Um dos mais altos representantes da China no setor financeiro defendeu ontem um cessar-fogo global na área cambial e a busca de cooperação após o confronto com os Estados Unidos na Organização Mundial do Comércio (OMC) sobre quem é o culpado pelas tensões atuais. "Temos de alcançar pelo menos um acordo temporário na comunidade internacional sobre como tratar da questão cambial", afirmou, em entrevista, Li Ruogu, o presidente do Export-Import Bank of China, depois de participar do primeiro grande seminário na OMC dedicado à relação entre comércio e taxa de câmbio, vista como central hoje.
Ao mesmo tempo, Ruogu acusou os EUA de negligenciar suas responsabilidades na gestão do dólar como moeda de reserva mundial, que Pequim aponta como o real causador de desequilíbrios na economia internacional. Foi a primeira vez que um representante chinês, que repete rigorosamente o roteiro traçado por Pequim, mencionou a possibilidade de acordo internacional na área cambial, num cenário de fricções sobre desvalorização competitiva de moedas e barreiras comerciais.
Já na sessão inicial do debate que a OMC teve de organizar, por iniciativa do Brasil, um ponto forte foi a fricção entre Pequim e Washington, com troca recíproca de acusação pelos problemas atuais. O subsecretário assistente do Tesouro dos EUA, Mark Sobel, pediu a palavra e começou a criticar a política cambial chinesa. Para Sobel, as tensões são resultado de intervenção direta de governos para controlar a taxa de câmbio, mais do que de volatilidade cambial induzida pelos mercados, conforme relataram alguns participantes do encontro a portas fechadas.
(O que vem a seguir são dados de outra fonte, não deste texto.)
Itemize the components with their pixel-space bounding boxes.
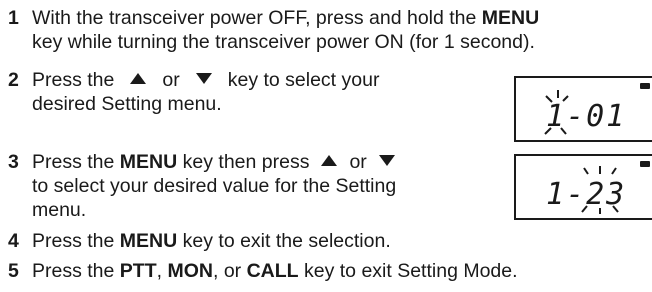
step-text: Press the or key to select your desired Se… <box>32 68 379 116</box>
step-text-part: Press the <box>32 230 120 252</box>
lcd-display-2: 1-23 <box>514 154 652 220</box>
step-text-part: key while turning the transceiver power … <box>32 31 535 53</box>
up-triangle-icon <box>321 155 338 167</box>
menu-key-label: MENU <box>481 7 540 29</box>
step-text: Press the MENU key to exit the selection… <box>32 229 391 253</box>
call-key-label: CALL <box>246 260 299 282</box>
step-text-part: menu. <box>32 199 87 221</box>
mon-key-label: MON <box>167 260 213 282</box>
step-text-part: Press the <box>32 151 120 173</box>
menu-key-label: MENU <box>119 151 178 173</box>
step-text-part: key to select your <box>227 69 380 91</box>
lcd-display-1: 1-01 <box>514 76 652 142</box>
step-text-part: Press the <box>32 260 120 282</box>
step-text-part: or <box>349 151 367 173</box>
lcd-value: 1-01 <box>546 99 627 134</box>
down-triangle-icon <box>195 73 212 85</box>
step-text: Press the MENU key then press or to selec… <box>32 150 396 222</box>
step-text-part: Press the <box>32 69 115 91</box>
lcd-value: 1-23 <box>546 177 627 212</box>
step-text-part: With the transceiver power OFF, press an… <box>32 7 482 29</box>
up-triangle-icon <box>130 73 147 85</box>
ptt-key-label: PTT <box>119 260 157 282</box>
step-text-part: or <box>162 69 180 91</box>
step-text-part: key to exit Setting Mode. <box>298 260 518 282</box>
step-number: 3 <box>8 151 19 173</box>
step-number: 5 <box>8 260 19 282</box>
step-number: 2 <box>8 69 19 91</box>
step-text-part: key to exit the selection. <box>177 230 391 252</box>
step-text-part: desired Setting menu. <box>32 93 222 115</box>
step-number: 1 <box>8 7 19 29</box>
step-text-part: , <box>156 260 168 282</box>
down-triangle-icon <box>378 155 395 167</box>
menu-key-label: MENU <box>119 230 178 252</box>
step-text: Press the PTT, MON, or CALL key to exit … <box>32 259 518 283</box>
step-text-part: key then press <box>177 151 310 173</box>
step-text-part: , or <box>212 260 247 282</box>
step-text: With the transceiver power OFF, press an… <box>32 6 539 54</box>
step-text-part: to select your desired value for the Set… <box>32 175 397 197</box>
step-number: 4 <box>8 230 19 252</box>
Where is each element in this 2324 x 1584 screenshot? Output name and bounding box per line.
Ele perguntou ao representante brasileiro, o empresário Josué Gomes da Silva, de onde vinha a maior concorrência externa para os produtos brasileiros, procurando apontar os chineses como principais culpados. Ele respondeu que as importações vinham majoritariamente da Ásia, mas também dos EUA em razão do real valorizado e do dólar fraco.
Em seguida foi a vez de Li Ruogu jogar a culpa nos americanos. Ele acusou os EUA de política "errática", citando que Washington pedira no passado para Pequim não valorizar sua moeda. Foi uma forma de mencionar os benefícios das milhares de empresas americanas que exportam da China para o mundo todo.
Para a China, a principal fonte dos problemas cambiais vem das políticas fiscal e monetária frouxas dos EUA, com injeção maciça de liquidez nos mercados, provocando enormes fluxos de capital para outros países e forçando a valorização das moedas locais.
Ele argumentou que as estatísticas que apontam a China como o grande exportador mundial são distorcidas por causa das cadeias globais de produção. Ele exemplificou que a exportação de iPhones e iPads é atribuída à China, mas só uma pequena porcentagem do valor final é embolsada pelo país.
Na saída, Li Ruogu reclamou que o dólar americano é usado como moeda de reserva, mas que os EUA não assumem mais a responsabilidade pela questão. "Esse é o problema que temos de discutir. Os EUA têm o direito de dizer que não querem mais assumir esse papel, mas devemos perguntar a alguém ou a algum sistema para assumir esse papel", afirmou. Indagado se o yuan chinês poderia substituir a moeda americana, ele retrucou sorrindo muito: "A China não pode fazer isso, é ainda um país fraco, em desenvolvimento."
Pequim e Washington concordaram pelo menos num ponto: não é a OMC que deve tratar de câmbio para aliviar questões no comércio internacional. Os dois países, inclusive, exigiram da OMC que o seminário fosse fechado. Foi proibido fotografar os participantes, revelar nomes dos palestrantes e também não haverá sequer minuta dos debates.
Os EUA divulgaram comunicado dizendo que defenderam na OMC taxas de câmbio ajustadas em linha com os fundamentos, que resultariam em menos pressão por protecionismo. De seu lado, a China reiterou que os países devem discutir as raízes, e não os efeitos, dos problemas no sistema monetário internacional. Para o Brasil, os efeitos afetam duramente seu parque industrial e precisam de remédio pela OMC.
O embaixador brasileiro Roberto Azevedo reuniu a imprensa internacional no começo da noite, para relatar que nenhum país negou a existência de desalinhamento cambial. Mas tampouco há consenso sobre o tema na OMC.